Three opinions this week. First, we deal with whether Rule 59 can save a possible pleading deficiency. Here, SCOV says “yes.” This case is about an airport, so naturally, we’re going to link to a punk-rock cover of John Denver’s classic Leaving on a Jet Plane. Plaintiff-developer’s EB5 breach-of-contract case was dismissed by the trial court. After the trial court dismissed the case, the trial court closed the file. Plaintiff moved for reconsideration and permission to file an amended complaint. The trial court denied the motion and considered the matter closed. Plaintiff appeals, SCOV reverses, and we’re back to the beginning. We’ll see what happens next. Stowe Aviation, LLC v. Agency of Commerce & Community Development, 2024 VT 11.     

Next is an undue-influence case. The majority concludes that beneficiary’s $40K-to-buy-the-house bequeath from testator was a result of undue influence and that the trial court was correct to void that provision.

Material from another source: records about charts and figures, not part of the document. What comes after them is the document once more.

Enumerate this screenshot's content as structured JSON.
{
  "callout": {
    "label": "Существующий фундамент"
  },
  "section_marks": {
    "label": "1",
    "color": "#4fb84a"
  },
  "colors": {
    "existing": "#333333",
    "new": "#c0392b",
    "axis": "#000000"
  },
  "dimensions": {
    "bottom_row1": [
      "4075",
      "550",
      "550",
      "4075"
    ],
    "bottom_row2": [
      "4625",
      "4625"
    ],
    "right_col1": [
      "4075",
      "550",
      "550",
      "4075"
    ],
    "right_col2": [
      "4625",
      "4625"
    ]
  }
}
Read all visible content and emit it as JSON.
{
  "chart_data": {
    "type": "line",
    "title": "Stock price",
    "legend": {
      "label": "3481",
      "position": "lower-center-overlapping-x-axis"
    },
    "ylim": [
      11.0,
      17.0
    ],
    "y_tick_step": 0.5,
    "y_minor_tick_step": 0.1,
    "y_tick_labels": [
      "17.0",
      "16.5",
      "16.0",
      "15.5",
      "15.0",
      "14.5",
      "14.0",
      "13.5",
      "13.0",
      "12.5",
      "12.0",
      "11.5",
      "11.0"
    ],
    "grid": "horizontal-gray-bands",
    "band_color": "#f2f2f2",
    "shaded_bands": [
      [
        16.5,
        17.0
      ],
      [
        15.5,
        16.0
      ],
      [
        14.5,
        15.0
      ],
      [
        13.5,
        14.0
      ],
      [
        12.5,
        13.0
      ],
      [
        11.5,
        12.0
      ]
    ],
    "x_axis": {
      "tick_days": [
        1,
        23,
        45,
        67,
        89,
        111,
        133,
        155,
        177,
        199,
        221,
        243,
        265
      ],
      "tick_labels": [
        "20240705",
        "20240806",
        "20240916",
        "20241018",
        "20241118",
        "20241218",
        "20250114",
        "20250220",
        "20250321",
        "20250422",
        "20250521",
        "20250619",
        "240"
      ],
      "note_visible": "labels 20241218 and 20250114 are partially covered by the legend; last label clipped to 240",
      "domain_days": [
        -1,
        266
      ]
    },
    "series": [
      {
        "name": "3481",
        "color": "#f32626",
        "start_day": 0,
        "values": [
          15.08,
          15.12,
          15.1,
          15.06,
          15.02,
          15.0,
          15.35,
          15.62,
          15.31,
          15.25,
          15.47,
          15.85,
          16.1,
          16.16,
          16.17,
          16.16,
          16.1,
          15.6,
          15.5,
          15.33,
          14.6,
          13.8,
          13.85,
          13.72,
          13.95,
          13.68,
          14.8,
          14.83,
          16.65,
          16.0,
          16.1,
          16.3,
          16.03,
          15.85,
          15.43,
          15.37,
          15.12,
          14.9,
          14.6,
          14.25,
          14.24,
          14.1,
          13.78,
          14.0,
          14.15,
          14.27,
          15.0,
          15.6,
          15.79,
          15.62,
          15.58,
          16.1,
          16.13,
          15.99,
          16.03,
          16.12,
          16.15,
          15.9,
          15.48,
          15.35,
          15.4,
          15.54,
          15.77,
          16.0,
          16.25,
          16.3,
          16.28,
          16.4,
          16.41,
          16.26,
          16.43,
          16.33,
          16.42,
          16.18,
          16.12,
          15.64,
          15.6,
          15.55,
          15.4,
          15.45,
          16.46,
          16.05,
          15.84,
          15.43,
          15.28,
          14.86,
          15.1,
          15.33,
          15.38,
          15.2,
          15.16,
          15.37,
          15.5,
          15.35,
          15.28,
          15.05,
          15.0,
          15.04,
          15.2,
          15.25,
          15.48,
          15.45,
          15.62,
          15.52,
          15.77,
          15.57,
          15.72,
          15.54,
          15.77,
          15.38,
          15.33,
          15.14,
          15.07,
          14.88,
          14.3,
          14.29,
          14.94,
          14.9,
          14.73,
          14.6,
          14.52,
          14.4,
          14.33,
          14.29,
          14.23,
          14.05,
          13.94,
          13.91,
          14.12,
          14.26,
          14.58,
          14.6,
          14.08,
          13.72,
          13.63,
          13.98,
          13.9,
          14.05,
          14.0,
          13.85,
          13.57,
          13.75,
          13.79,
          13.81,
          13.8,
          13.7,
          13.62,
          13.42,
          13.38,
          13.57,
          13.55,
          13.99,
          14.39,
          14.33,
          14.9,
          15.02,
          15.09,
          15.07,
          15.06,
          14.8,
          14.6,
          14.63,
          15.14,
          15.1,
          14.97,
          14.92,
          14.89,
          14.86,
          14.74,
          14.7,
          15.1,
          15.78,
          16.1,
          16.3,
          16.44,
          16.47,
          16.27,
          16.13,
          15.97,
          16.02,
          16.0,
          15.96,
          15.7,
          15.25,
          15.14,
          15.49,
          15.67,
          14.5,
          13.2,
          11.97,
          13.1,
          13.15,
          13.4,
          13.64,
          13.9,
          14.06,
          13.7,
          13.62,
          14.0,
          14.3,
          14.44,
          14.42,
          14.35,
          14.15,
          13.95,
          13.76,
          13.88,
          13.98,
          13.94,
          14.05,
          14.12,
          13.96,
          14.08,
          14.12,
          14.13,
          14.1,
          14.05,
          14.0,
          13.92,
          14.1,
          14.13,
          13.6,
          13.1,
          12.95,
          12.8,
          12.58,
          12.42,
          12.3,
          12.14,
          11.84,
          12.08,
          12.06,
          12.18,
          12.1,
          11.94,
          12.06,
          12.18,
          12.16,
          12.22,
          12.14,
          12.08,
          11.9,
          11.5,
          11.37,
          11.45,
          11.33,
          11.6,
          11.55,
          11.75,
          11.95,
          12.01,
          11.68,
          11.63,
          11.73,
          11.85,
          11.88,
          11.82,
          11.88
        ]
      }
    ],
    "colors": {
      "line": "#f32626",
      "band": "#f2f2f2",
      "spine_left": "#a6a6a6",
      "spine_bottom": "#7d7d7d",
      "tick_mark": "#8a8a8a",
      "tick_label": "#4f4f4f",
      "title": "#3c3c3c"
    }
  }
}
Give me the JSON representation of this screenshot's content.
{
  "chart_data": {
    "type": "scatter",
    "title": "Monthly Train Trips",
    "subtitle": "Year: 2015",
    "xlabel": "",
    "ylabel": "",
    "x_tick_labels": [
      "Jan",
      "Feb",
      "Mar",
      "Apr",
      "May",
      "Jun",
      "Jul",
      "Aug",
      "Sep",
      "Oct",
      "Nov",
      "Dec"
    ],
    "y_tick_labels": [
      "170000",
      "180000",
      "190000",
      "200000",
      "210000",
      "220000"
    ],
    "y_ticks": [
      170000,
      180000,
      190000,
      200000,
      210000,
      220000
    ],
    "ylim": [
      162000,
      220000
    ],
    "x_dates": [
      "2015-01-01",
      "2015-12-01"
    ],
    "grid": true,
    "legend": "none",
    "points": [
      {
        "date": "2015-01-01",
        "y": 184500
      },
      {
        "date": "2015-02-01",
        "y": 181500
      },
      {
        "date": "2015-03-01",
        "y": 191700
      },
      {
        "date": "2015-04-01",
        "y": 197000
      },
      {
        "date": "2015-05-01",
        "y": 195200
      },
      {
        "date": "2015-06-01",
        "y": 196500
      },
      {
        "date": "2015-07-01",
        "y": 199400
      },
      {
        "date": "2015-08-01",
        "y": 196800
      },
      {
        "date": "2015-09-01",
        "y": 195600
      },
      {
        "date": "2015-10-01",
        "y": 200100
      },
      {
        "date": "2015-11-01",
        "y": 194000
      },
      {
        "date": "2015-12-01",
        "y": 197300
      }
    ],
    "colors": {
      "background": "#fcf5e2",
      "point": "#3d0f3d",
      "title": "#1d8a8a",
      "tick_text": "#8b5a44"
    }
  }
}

The evidence at trial showed that beneficiary was buying things with testator’s money and withdrawing, literally, buckets of cash from the ATM in the time leading up to testator’s death. SCOV reasons there was a reasonable inference that if testator knew what beneficiary was doing, beneficiary would have been cut out of the will immediately. So, this one gets affirmed. Justice Carroll dissents and points out that no matter what one might think of beneficiary’s behavior, on the law, it’s not a clear establishment of grounds to void the will. Logically, the point is well-taken, but in application, it’s unlikely to carry the day. In re Crofut, 2024 VT 8.

Rounding out this week is a criminal matter. When SCOV underlines “in addition” on the first page of the opinion when describing one’s claims, one is not going to have a good time. Defendant appeals the denial of his motion for acquittal, certain conditions of probation, and the jury charge. SCOV affirms. At trial, defendant was convicted on two-out-of-three counts stemming from an incident where he choked complainant and, when she got away and was trying to call 911, threw a knife down the hallway at her sticking the handle into the wall. He’d been drinking. Before the case went to the jurors, defendant tried to get a self-defense charge and argued the evidence didn’t support his conviction but to no avail. On appeal, he argues that the no-booze-to-the-point-of-interference-with-work-and-family and his no-deadly-weapons probation conditions are also in error. None of it goes very far. Defendant tries to slice the bologna pretty thin when he argues that he couldn’t have threatened his girlfriend with a deadly weapon because he threw it at her back down the hallway. This goes, as you might have guessed, absolutely nowhere. Next, because the self-defense thing doesn’t get raised, it doesn’t get addressed. And finally, SCOV reasons, the probation conditions are reasonably related to the offense. State v. Phillips, 2024 VT 10.